The pair hopes to resurrect the experience they loved with eccentric design that carries over into the food, but are aware their iteration of The Turk’s Inn needs to appeal to a younger, potentially more discerning NYC crowd.

When you enter their Turk’s Inn, you’re instantly faced with the odd sensation of stepping onto carpeted floor—almost unheard of for a restaurant opening in 2019, but an important element of the original experience. In fact, they sought out a custom carpenter to replicate the original pattern.

That mindset isn’t unique to the floor. As you walk through the space, the line between original pieces and newly added objects is blurred. There is an obvious design lens here, and it does well in not succumbing to its own kitschiness.

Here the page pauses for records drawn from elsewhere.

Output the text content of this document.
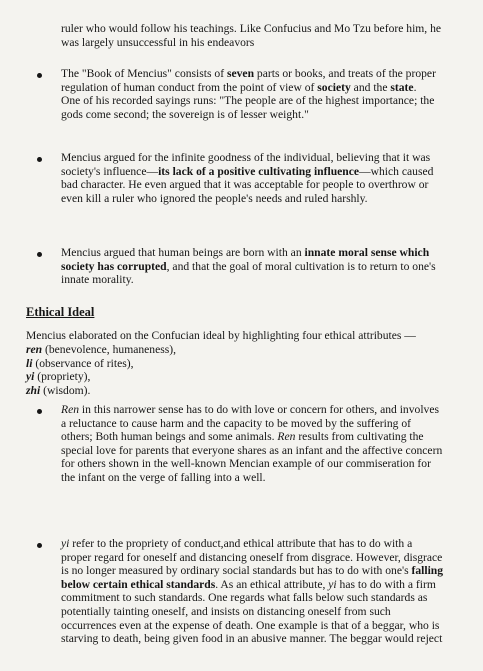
ruler who would follow his teachings. Like Confucius and Mo Tzu before him, he
was largely unsuccessful in his endeavors
The "Book of Mencius" consists of seven parts or books, and treats of the proper
regulation of human conduct from the point of view of society and the state.
One of his recorded sayings runs: "The people are of the highest importance; the
gods come second; the sovereign is of lesser weight."
Mencius argued for the infinite goodness of the individual, believing that it was
society's influence—its lack of a positive cultivating influence—which caused
bad character. He even argued that it was acceptable for people to overthrow or
even kill a ruler who ignored the people's needs and ruled harshly.
Mencius argued that human beings are born with an innate moral sense which
society has corrupted, and that the goal of moral cultivation is to return to one's
innate morality.
Ethical Ideal
Mencius elaborated on the Confucian ideal by highlighting four ethical attributes —
ren (benevolence, humaneness),
li (observance of rites),
yi (propriety),
zhi (wisdom).
Ren in this narrower sense has to do with love or concern for others, and involves
a reluctance to cause harm and the capacity to be moved by the suffering of
others; Both human beings and some animals. Ren results from cultivating the
special love for parents that everyone shares as an infant and the affective concern
for others shown in the well-known Mencian example of our commiseration for
the infant on the verge of falling into a well.
yi refer to the propriety of conduct,and ethical attribute that has to do with a
proper regard for oneself and distancing oneself from disgrace. However, disgrace
is no longer measured by ordinary social standards but has to do with one's falling
below certain ethical standards. As an ethical attribute, yi has to do with a firm
commitment to such standards. One regards what falls below such standards as
potentially tainting oneself, and insists on distancing oneself from such
occurrences even at the expense of death. One example is that of a beggar, who is
starving to death, being given food in an abusive manner. The beggar would reject
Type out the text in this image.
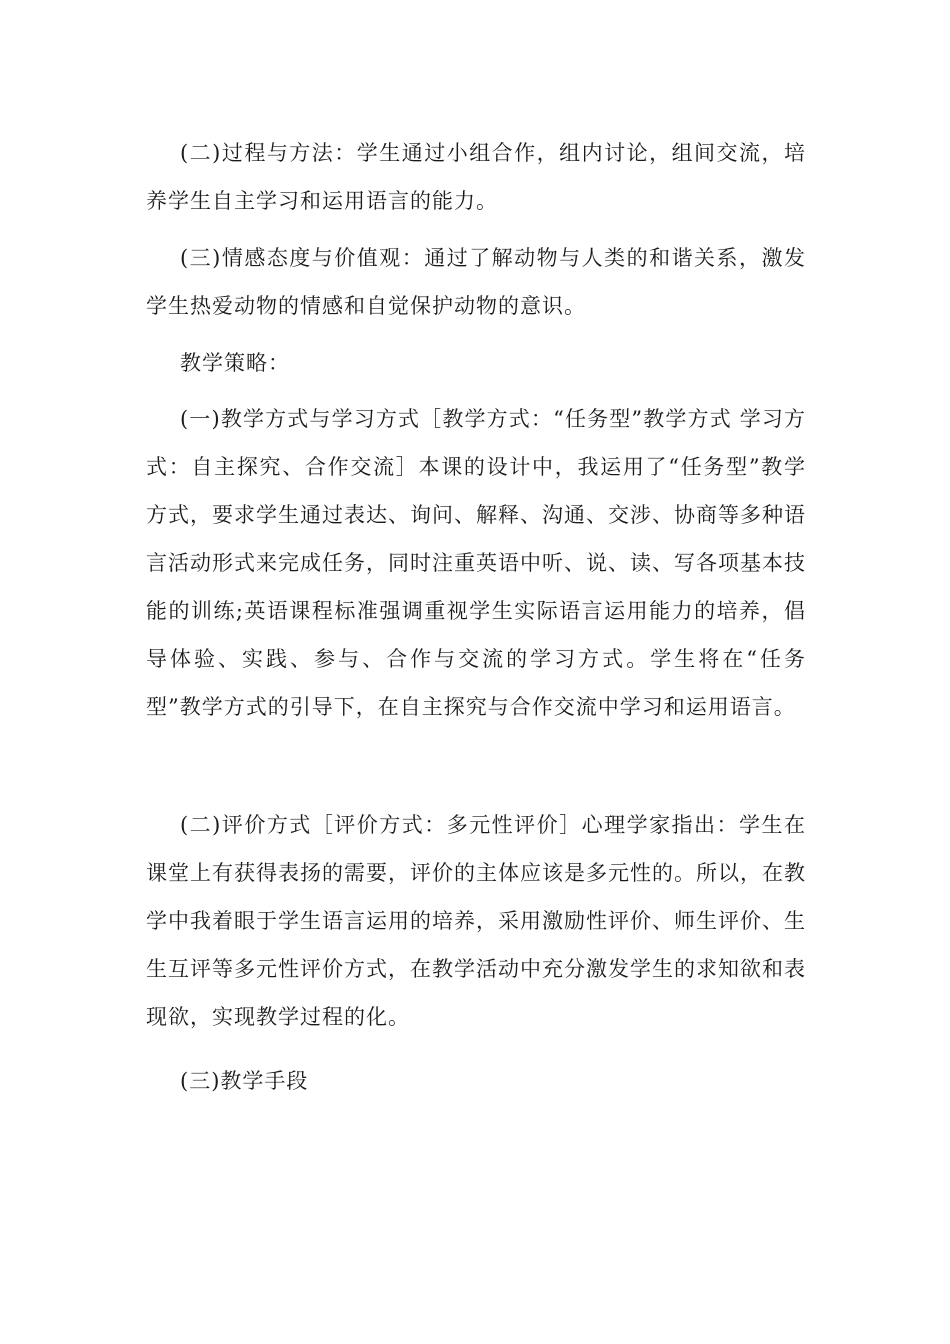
(二)过程与方法：学生通过小组合作，组内讨论，组间交流，培养学生自主学习和运用语言的能力。

(三)情感态度与价值观：通过了解动物与人类的和谐关系，激发学生热爱动物的情感和自觉保护动物的意识。

教学策略：

(一)教学方式与学习方式［教学方式：“任务型”教学方式 学习方式：自主探究、合作交流］本课的设计中，我运用了“任务型”教学方式，要求学生通过表达、询问、解释、沟通、交涉、协商等多种语言活动形式来完成任务，同时注重英语中听、说、读、写各项基本技能的训练;英语课程标准强调重视学生实际语言运用能力的培养，倡导体验、实践、参与、合作与交流的学习方式。学生将在“任务型”教学方式的引导下，在自主探究与合作交流中学习和运用语言。

(二)评价方式［评价方式：多元性评价］心理学家指出：学生在课堂上有获得表扬的需要，评价的主体应该是多元性的。所以，在教学中我着眼于学生语言运用的培养，采用激励性评价、师生评价、生生互评等多元性评价方式，在教学活动中充分激发学生的求知欲和表现欲，实现教学过程的化。

(三)教学手段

The design choices feel purposeful and consistent—even a yearbook-like portrait of a cat (which came from Kataria’s apartment) seems at home on the wall above one of the restaurant’s biggest booths.

“It’s very much ours,” Kataria says. “We’re introducing it to this new neighborhood, in 2019, and we have to make a contemporary offering to these people. We’re translating what this place was, and the inspiration that we took from it. We have to transmit this story, but in doing that, you’re making it your own interpretation. This isn’t a shrine. It’s not a museum, but part of this place is telling the story. It’s trying to capture its spirit.”

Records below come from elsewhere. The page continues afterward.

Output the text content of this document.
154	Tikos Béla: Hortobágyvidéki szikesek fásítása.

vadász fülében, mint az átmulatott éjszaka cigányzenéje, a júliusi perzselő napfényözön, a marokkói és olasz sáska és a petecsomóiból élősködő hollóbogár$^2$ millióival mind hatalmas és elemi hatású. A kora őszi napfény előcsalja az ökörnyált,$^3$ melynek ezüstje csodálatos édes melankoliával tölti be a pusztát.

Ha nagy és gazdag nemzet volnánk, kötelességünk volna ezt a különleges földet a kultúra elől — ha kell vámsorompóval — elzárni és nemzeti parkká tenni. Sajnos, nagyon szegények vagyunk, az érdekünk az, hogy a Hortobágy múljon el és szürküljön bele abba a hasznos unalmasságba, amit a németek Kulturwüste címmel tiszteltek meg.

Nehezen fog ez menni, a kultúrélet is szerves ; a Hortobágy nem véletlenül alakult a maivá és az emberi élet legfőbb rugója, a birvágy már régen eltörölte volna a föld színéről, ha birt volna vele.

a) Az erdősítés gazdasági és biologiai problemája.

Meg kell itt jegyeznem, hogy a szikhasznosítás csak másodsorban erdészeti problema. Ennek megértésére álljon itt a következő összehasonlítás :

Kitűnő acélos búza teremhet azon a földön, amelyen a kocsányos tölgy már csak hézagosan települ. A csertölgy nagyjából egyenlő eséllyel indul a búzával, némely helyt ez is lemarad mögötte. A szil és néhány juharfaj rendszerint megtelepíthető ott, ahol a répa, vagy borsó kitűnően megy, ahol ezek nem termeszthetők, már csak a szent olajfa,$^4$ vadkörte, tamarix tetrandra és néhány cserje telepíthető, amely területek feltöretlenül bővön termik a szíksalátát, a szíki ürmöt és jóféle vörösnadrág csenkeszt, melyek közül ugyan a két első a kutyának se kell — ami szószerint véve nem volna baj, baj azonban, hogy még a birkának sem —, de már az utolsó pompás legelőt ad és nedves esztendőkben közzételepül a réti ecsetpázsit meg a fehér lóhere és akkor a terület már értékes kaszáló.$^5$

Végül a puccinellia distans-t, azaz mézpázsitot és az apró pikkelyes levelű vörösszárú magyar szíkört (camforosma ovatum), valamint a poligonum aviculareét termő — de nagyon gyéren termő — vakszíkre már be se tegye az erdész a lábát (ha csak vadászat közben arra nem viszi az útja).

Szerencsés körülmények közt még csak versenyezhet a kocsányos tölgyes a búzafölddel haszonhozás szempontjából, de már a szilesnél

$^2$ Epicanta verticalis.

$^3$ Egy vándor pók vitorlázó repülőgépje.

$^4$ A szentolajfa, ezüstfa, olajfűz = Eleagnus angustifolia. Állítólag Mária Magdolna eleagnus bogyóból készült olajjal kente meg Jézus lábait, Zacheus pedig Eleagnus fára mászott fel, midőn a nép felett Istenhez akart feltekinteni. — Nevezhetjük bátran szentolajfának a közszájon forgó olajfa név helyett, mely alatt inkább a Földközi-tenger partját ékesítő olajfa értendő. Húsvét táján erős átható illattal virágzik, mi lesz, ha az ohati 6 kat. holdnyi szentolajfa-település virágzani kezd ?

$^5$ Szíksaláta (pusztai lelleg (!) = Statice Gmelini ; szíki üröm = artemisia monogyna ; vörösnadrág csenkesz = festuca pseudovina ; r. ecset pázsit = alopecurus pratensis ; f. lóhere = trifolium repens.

“It’s also very important to say that we didn’t invent it,” Kataria continues. “We’re taking something that was created well before our time, something that captivated us and we’re now transmitting that to a new generation. There are other aspects of this facility that are much more our own, too. The Turk’s Inn was our muse for this specific space, and then we had to develop a design language that we could extend to these other spaces that didn’t really exist. But the motifs of mid-east and midwest, mid-century and future pervade the entire space.”

When The Turk’s Inn opens this week, its to-go counter, music venue and rooftop will too. “The ideal night here begins with not being able to get a table right away, so you have to take a seat at the bar. Then you have an amazing dinner. You catch a show afterward, or a dance party, and then it’s late and you end up here,” Kataria says as he gestures toward a corner of the rooftop that’ll be selling kebabs well into the night.

Across from him is The Turk’s Inn’s neon sign—now battered and a bit like a lost memory. The original’s history is well-conveyed, but it cannot be understated that this opening is also a powerful debut from two first-time restaurateurs. The food they’re serving isn’t quite Turkish, and their space isn’t just a restaurant. Just like the original, it’s a collision of many things—precisely as intended.

“We’ve also inserted ourselves into the Turk’s story,” Erickson adds. “We’re the stewards now. It was George the Turk, Marge and now we’re carrying the torch.”

“I like to say that this is our 81st year of being open,” Kataria concludes.

The Turk’s Inn, at 234 Starr Street in Brooklyn, opens 27 June.